<2025年全国高等学校野球選手権東東京大会:東京成徳大高11-2国学院(7回コールド)>◇13日◇3回戦◇江戸川区球場

 東京成徳大高は、2022年、23年と続けてシード校になり、この夏はシード校にこそならなかったものの、春季都大会は3回戦に進出しており、シード校に準ずる力を持っている。今大会初戦となる国学院戦は11―2の7回コールドで圧勝した。この試合で活躍が光ったのは、背番号9ながらも先発登板し、猛暑の中、7回を投げ切った高木 太陽(3年)だ。試合後、高木は満面の笑顔で、「楽しかったです」と語った。高木は7回を被安打7、三振6、四死球で、失点は2だった。

 高木は、高校に入ってから本格的に投手を始めたのは、この大会の、ほんの1か月ほど前で、春季都大会は三塁手であった。もっとも中学生の時(練馬シニア)では、投手の経験もある。エースの上野 陸(3年)の負担を軽くするためにも、必要な存在であった。

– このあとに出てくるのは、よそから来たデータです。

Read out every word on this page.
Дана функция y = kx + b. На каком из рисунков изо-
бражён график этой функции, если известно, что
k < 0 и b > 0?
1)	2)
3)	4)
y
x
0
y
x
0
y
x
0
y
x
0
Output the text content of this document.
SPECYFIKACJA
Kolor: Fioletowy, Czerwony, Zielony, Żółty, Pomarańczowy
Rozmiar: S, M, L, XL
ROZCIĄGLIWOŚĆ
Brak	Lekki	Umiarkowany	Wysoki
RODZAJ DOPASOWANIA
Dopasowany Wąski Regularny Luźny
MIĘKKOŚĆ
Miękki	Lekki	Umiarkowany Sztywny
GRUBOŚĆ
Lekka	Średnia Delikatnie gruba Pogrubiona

 高校に入って経験する初めての公式戦のマウンド。「緊張しました」と高木。1回表は、いきなり先頭打者を四球で歩かせたが、何とか後続を抑えて、この回無失点。するとその裏、東京成徳大高は、1点を先制。国学院の先発は、背番号は2で下手投げの竹内 陽登(3年)だが、東京成徳大高は春季都大会の2回戦で、聖パウロ学園の下手投げの好投手・大久保 勇志(3年)を打ち込んでおり、「アンダースローに対して、嫌な印象はないです」と、東京成徳大高の森田 正裕監督は語る。

 実際に2回裏は、1番・高島 勇気外野手(3年)の二塁打に、2番・小倉 想純内野手(3年)、3番・角谷 朝陽外野手(3年)の連続安打などで4点を挙げる。

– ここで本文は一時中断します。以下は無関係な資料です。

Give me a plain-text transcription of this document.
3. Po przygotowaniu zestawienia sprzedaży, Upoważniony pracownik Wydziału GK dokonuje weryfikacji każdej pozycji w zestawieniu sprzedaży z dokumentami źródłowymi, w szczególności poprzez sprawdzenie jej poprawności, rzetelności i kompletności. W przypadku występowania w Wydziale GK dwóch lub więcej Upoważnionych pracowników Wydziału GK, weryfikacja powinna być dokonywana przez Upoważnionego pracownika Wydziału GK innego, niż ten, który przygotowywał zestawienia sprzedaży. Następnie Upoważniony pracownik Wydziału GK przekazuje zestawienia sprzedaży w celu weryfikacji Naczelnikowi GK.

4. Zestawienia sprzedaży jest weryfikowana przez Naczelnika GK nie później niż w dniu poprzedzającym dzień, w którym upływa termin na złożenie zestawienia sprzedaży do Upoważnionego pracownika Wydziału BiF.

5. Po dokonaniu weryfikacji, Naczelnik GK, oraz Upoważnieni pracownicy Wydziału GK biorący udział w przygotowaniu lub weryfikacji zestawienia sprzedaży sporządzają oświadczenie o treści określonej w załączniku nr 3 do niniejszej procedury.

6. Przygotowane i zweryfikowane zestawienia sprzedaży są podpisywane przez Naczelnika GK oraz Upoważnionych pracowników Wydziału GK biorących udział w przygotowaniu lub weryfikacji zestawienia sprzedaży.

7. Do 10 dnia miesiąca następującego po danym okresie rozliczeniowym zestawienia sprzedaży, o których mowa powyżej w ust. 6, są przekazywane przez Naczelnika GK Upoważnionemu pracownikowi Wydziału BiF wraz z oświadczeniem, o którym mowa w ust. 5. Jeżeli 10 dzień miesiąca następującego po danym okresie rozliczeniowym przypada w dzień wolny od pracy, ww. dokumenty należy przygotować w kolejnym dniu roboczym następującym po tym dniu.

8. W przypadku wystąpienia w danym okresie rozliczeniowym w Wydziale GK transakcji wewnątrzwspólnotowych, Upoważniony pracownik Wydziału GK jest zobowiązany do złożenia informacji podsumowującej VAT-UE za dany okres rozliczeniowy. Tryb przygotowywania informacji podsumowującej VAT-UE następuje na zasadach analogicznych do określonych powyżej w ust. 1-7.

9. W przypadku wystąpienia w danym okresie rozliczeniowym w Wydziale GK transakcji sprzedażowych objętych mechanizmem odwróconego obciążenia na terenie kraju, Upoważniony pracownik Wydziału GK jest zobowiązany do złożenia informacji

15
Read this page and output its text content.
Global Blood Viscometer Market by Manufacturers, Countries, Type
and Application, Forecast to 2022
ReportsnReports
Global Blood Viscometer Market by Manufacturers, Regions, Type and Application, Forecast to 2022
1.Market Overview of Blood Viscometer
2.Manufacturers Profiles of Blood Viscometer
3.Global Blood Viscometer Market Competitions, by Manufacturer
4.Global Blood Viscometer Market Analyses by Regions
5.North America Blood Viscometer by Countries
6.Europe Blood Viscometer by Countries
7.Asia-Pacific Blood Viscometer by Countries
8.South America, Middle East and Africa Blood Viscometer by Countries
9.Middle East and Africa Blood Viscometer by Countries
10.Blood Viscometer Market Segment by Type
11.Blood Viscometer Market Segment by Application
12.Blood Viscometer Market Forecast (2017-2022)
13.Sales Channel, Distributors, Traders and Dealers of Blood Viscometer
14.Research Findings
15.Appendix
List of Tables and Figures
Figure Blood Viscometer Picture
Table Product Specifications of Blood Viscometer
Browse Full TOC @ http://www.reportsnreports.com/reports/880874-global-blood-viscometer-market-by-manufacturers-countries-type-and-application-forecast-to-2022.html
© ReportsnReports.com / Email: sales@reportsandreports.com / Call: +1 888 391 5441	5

 こうしたリードを受けて、高木も落ち着きを取り戻す。5回、6回は連打を浴びたが、それぞれ1点に止めた。すると東京成徳大高は、4回、5回に各1点、6回に4点を入れて試合を決め、7回コールドが成立した。

 高木にとっては、わずか1か月前に本格的に始めた投手であるが、「野球人生において、選択肢が増え増した」と、語る。

 高木は投手のほかにも、内野手も外野手もこなす。チームにとっても、選択肢が広がる1勝であった。